Dispossessed families

Dispossessed families were forced to leave their homes and native areas during the plantation period. They had to consider the options open to them.

Women from gentry families could be responsible for quite a large entourage. Dame Katherine Morris of Latheragh, Co. Tipperary, had a proposed household group of 35 followers as well as stock which included 10 cows, 16 garrans [horses], 19 goats and 2 swine. Mary O'Dowd, 'Women and war in Ireland' in Margaret MacCurtain & Mary O'Dowd (eds.), Women in early modern Ireland, Dublin, 1991, p.106.

In order to speed up the land settlement, the legal status of women in Ireland was changed when widows of Catholic landholders and wives of men who had gone abroad to enlist for Spain were treated as proprietors in their own right contrary to common law. These women, together with single women who held land in their own right were also transplanted and they joined men at the queues in Athlone and Loughrea to find out where they were being sent in Connacht.
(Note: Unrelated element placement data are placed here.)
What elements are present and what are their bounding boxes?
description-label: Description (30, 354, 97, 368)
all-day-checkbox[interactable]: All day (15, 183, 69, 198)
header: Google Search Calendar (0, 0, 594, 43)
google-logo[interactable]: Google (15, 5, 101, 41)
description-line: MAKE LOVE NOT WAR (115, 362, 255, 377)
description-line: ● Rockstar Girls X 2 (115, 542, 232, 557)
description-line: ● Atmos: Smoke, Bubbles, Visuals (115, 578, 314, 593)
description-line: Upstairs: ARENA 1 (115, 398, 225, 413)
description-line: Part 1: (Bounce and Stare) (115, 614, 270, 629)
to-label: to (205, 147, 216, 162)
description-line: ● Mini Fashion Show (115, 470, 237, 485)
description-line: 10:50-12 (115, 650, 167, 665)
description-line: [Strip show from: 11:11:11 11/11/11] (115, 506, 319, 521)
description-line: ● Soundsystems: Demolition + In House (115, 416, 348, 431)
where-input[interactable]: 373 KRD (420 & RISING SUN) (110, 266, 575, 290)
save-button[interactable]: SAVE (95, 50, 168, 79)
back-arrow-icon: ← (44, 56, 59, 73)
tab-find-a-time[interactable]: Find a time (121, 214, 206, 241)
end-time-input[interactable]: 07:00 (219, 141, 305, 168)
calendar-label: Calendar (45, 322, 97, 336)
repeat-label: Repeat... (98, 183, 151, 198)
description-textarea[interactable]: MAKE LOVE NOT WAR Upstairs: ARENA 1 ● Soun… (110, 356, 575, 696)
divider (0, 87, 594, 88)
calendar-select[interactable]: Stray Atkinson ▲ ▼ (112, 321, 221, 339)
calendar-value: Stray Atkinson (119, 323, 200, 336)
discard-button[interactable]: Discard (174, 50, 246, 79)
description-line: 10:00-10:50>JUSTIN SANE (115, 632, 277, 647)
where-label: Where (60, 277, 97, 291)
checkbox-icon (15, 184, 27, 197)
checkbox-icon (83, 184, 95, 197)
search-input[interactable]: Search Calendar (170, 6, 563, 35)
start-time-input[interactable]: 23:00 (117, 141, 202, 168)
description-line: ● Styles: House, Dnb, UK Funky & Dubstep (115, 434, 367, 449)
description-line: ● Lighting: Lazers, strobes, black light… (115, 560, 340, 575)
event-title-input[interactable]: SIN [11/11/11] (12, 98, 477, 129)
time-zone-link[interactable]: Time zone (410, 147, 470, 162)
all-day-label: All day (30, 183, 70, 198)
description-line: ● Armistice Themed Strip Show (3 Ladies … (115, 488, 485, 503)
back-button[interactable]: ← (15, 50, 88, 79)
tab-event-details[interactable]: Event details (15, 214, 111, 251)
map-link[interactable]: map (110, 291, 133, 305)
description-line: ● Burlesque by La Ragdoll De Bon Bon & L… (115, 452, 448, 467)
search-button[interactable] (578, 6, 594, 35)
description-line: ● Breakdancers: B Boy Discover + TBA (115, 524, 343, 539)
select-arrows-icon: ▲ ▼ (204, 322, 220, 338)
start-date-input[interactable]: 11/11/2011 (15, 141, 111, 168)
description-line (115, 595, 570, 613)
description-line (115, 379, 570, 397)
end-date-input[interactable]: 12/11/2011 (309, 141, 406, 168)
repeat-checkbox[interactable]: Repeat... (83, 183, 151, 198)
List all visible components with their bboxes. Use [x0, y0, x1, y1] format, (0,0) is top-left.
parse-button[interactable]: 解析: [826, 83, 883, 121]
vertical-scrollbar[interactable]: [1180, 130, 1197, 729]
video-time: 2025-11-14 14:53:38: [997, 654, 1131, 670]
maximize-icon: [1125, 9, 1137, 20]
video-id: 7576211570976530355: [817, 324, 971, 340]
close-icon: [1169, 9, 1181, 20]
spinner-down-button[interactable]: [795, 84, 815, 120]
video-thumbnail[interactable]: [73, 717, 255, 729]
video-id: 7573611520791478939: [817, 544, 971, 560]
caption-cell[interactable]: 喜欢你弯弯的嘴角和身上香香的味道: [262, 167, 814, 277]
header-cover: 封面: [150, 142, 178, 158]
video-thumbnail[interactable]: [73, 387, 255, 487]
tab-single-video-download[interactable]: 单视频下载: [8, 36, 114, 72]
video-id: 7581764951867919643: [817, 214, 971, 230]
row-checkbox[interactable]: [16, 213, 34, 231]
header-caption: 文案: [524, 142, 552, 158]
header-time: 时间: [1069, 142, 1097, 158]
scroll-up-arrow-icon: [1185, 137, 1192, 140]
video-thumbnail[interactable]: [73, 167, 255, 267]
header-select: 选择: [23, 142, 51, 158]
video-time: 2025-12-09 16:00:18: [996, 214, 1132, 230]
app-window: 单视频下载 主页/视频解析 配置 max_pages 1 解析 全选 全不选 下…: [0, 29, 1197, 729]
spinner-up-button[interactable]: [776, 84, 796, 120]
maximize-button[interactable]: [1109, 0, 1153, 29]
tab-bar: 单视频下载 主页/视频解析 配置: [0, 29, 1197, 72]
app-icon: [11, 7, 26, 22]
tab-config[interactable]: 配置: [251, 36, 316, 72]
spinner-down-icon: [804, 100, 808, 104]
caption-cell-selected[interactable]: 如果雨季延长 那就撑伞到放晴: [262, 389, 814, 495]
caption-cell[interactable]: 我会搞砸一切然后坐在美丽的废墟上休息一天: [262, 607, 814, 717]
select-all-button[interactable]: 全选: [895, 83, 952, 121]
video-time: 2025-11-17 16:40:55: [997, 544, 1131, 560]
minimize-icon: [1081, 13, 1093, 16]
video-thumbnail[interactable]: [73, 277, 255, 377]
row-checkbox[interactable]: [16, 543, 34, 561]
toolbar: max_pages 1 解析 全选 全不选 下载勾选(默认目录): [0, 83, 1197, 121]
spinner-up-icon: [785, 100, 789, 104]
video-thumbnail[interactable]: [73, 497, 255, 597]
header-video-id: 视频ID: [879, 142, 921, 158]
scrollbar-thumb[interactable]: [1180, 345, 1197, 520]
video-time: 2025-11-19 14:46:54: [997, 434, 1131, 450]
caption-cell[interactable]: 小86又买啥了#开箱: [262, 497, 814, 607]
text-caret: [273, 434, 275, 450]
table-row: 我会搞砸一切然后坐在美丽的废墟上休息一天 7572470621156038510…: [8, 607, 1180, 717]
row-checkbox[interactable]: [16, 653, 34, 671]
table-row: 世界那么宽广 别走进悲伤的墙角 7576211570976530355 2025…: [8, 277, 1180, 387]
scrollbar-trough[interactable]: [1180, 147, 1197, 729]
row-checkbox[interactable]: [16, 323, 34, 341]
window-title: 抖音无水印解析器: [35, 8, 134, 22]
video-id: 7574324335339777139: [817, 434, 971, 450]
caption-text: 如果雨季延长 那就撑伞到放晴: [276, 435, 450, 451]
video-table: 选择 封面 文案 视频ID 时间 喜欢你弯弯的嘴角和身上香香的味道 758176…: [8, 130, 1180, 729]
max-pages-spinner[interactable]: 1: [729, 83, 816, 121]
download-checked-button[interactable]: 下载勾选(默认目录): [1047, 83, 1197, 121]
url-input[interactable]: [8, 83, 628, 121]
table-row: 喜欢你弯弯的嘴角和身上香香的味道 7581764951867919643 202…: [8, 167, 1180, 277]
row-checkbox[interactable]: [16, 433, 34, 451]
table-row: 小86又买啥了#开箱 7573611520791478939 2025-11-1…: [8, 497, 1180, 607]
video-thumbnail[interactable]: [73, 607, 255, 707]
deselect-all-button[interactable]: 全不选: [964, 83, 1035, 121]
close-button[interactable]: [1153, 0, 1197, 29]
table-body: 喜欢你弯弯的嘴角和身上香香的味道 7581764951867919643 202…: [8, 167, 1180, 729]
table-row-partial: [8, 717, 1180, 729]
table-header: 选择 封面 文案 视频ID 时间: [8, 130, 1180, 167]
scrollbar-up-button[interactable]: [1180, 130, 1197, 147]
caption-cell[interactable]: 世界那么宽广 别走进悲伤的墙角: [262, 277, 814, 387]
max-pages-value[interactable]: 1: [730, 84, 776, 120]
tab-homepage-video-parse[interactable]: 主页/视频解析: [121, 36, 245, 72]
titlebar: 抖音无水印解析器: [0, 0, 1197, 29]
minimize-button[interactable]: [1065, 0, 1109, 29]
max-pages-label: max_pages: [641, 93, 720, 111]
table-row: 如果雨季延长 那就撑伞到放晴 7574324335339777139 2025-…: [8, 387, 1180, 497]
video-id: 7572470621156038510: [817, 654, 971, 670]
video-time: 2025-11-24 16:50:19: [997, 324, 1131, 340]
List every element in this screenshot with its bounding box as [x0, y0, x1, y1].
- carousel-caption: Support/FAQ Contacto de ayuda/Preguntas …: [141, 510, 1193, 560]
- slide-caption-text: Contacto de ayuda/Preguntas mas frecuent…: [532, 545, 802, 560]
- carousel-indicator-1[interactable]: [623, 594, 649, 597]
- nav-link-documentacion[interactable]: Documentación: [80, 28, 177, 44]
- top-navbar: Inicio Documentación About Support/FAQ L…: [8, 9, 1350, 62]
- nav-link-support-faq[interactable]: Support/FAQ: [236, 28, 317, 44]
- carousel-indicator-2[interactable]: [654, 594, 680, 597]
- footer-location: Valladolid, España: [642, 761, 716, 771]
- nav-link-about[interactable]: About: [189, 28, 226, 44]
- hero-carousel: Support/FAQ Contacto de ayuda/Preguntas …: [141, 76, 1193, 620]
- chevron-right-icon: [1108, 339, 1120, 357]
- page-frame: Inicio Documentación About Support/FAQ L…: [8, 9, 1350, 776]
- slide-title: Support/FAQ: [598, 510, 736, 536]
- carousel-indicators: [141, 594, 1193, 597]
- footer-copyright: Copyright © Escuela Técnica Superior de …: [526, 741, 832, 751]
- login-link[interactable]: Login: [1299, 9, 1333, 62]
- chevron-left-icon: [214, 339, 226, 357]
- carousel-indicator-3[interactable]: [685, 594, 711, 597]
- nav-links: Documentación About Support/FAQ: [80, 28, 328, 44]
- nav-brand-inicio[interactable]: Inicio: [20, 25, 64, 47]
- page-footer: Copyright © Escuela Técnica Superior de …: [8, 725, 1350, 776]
There were unavoidable delays and many were threatened with eviction by those who had been granted their lands back home and were in a hurry to take possession.


  1. What were the main options for dispossessed families?
  2. How were women affected by being dispossessed?


  1. A woman in 1655 writes to her husband who has gone ahead to Connacht to arrange for the family to be transplanted there.
  2. Role play a conversation between members of a dispossessed family considering what options they should take during the Cromwellian land settlement.